Ocean freight container shipping spot rates are set to exceed the level seen at the height of the Red Sea crisis when the latest round of increases hit the market on June 1.
This is according to the latest data released by ocean and airfreight rate benchmarking and market analytics platform, Xeneta, on Thursday.
Xeneta chief analyst, Peter Sand, said the ocean freight container shipping market had seen “rapid and dramatic” increases during May, a trend that was set to continue, with further growth in spot rates.
“On June 1, spot rates will reach a level we haven’t seen since 2022 when the Covid-19 pandemic was still wreaking chaos across ocean freight supply chains,” Sand said.
“There is a cocktail of uncertainty and disruption across global ocean freight supply chains at present and this is fuelling the spot rate increases. However, it is the speed and magnitude of this recent spike that has taken the market by surprise, as well as the CEOs of the world’s biggest ocean freight liner companies,” he said.
From the Far East to US West Coast, market average spot rates are expected to reach $5 170 per FEU on June 1, which would surpass the Red Sea crisis peak of $4 820 seen on February 1. This is an increase of 57% during May and the highest spot rates have been on this trade for 640 days.
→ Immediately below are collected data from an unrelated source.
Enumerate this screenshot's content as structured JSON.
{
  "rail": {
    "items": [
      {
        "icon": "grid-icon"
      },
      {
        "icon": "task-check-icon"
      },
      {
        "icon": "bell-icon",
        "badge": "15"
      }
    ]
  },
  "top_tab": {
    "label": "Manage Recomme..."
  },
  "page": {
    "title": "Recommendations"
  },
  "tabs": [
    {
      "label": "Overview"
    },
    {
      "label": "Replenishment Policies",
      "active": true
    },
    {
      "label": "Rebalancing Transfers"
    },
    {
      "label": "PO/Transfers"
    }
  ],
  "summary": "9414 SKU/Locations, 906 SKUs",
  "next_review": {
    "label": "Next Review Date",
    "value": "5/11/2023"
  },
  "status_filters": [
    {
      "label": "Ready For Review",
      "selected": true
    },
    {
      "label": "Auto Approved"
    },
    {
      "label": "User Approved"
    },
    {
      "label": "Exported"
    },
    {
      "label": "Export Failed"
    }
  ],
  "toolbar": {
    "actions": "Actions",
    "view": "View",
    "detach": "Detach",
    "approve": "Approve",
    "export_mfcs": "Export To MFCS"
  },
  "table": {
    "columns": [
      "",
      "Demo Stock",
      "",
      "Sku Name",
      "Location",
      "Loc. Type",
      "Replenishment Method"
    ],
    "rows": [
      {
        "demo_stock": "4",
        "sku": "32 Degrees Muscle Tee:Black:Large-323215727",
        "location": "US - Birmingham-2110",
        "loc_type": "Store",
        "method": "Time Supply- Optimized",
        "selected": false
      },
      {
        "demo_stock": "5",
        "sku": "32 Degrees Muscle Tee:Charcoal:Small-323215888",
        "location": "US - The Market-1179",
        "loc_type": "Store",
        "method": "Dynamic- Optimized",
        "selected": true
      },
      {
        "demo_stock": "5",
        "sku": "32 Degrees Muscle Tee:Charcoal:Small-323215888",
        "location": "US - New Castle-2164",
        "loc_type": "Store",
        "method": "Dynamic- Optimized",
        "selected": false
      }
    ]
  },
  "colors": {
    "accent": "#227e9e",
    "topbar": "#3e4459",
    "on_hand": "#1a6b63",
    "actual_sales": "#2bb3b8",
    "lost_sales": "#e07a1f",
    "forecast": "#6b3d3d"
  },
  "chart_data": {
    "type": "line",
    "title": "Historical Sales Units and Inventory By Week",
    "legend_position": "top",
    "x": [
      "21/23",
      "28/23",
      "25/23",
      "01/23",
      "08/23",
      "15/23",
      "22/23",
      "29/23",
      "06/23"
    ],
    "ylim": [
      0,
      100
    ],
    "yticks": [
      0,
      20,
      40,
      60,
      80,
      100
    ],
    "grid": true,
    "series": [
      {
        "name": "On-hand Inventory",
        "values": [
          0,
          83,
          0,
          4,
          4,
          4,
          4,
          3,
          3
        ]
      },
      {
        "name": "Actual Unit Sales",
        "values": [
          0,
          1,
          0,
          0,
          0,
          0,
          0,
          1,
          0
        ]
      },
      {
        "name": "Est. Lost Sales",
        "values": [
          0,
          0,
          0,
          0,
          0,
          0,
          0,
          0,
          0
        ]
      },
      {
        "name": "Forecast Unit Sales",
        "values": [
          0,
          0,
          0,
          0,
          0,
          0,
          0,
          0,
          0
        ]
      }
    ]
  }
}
From the Far East to US East Coast, spot rates are expected to reach $6 250 per FEU, only slightly shy of the Red Sea crisis peak of $6 260 and an increase of 50% since April 29.
Spot rates are also set to exceed the Red Sea crisis peak on the Far East to North Europe trade, reaching $5 280 per FEU on June 1. This will be the highest rates have been on this trade for 596 days and an increase of 63% since April 29.
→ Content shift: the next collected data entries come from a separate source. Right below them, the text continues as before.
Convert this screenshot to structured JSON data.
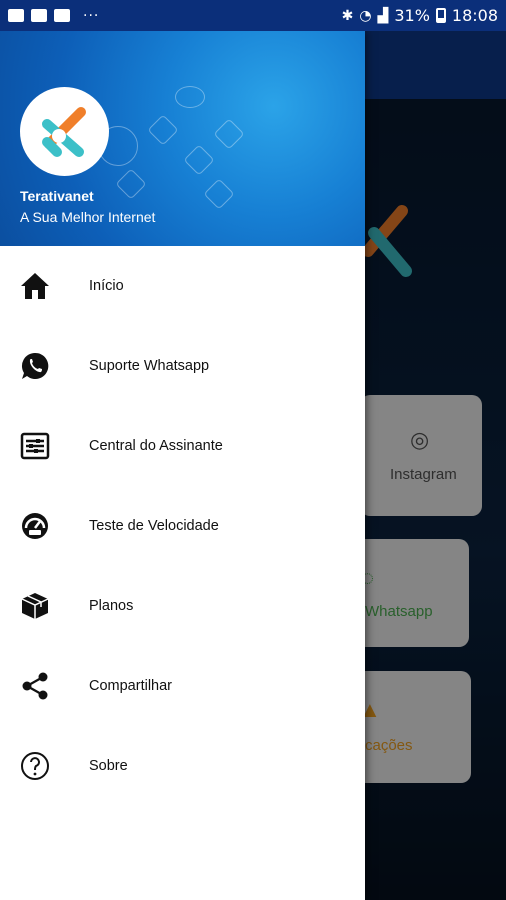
{
  "status_bar": {
    "notification_icons": [
      "gallery-icon",
      "youtube-icon",
      "youtube-icon"
    ],
    "more": "···",
    "battery": "31%",
    "time": "18:08"
  },
  "drawer": {
    "header": {
      "brand_name": "Terativanet",
      "tagline": "A Sua Melhor Internet",
      "logo_colors": [
        "#f07f2a",
        "#3cc0c8"
      ]
    },
    "items": [
      {
        "label": "Início",
        "icon": "home-icon"
      },
      {
        "label": "Suporte Whatsapp",
        "icon": "whatsapp-icon"
      },
      {
        "label": "Central do Assinante",
        "icon": "subscriber-center-icon"
      },
      {
        "label": "Teste de Velocidade",
        "icon": "speedometer-icon"
      },
      {
        "label": "Planos",
        "icon": "package-icon"
      },
      {
        "label": "Compartilhar",
        "icon": "share-icon"
      },
      {
        "label": "Sobre",
        "icon": "help-icon"
      }
    ]
  },
  "background": {
    "cards": [
      {
        "label": "Instagram",
        "icon": "instagram-icon"
      },
      {
        "label": "Whatsapp",
        "icon": "whatsapp-icon"
      },
      {
        "label": "cações",
        "icon": "bell-icon"
      }
    ]
  },
  "colors": {
    "status_bar": "#0b2f7a",
    "header_blue": "#1780d4",
    "accent_orange": "#f07f2a",
    "accent_teal": "#3cc0c8",
    "whatsapp_green": "#4caf50"
  }
}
On the Far East to Mediterranean trade, spot rates are expected to edge past the Red Sea crisis peak of $5 985 per FEU on January 16 to reach $6 175 on June 1. This will be an increase of 46% during May and the highest rates have been on the trade for 610 days.
Factors fuelling ocean freight container spot rates spike
According to Xeneta’s data, the market is heavily impacted by a cocktail of factors including ongoing conflict in the Red Sea, port congestion and shippers deciding to frontload imports ahead of the traditional peak season in the third quarter.
“Importers have learned lessons from the pandemic and the most straightforward way to protect supply chains is to ship as many of your goods as you can as quickly as possible. That is what we are seeing, with some businesses telling us they are already shipping cargo for the Christmas period in May,” Sand said.
“The early arrival of the peak season is adding to the cocktail of uncertainty in the market. Back at the start of 2024, you could point to the Red Sea crisis as the root cause of spot rate increases; this time around it is far more nuanced.”
Ocean freight carriers have tried to remedy the diversions in the Red Sea by increasing transhipments in the Western Mediterranean as well as in Asia, but this has led to severe port congestion in several hubs.
“Carriers have tried to realign capacity from other major trades to cope with longer sailing distances around the Cape of Good Hope on services from the Far East to Europe and US East Coast, but this has contributed to rates increasing on trades such as the Transpacific, which do not transit the Suez Canal,” Sand said.
“Everywhere you look there are knock-on impacts and unintended consequences which only serve to fan the flames of uncertainty across the ocean freight container shipping industry.”
He said carriers prioritised shippers paying the highest rates.
“That means cargo belonging to shippers paying lower rates on long-term contracts is at risk of being left at the port. It happened during the Covid-19 pandemic and it is happening again now,” Sand said.
“We are also seeing freight forwarders being hit with new surcharges and being pushed onto premium services to have space guaranteed onboard ships. In such cases, they have no other option than to pass these costs on directly to their shipper customers.”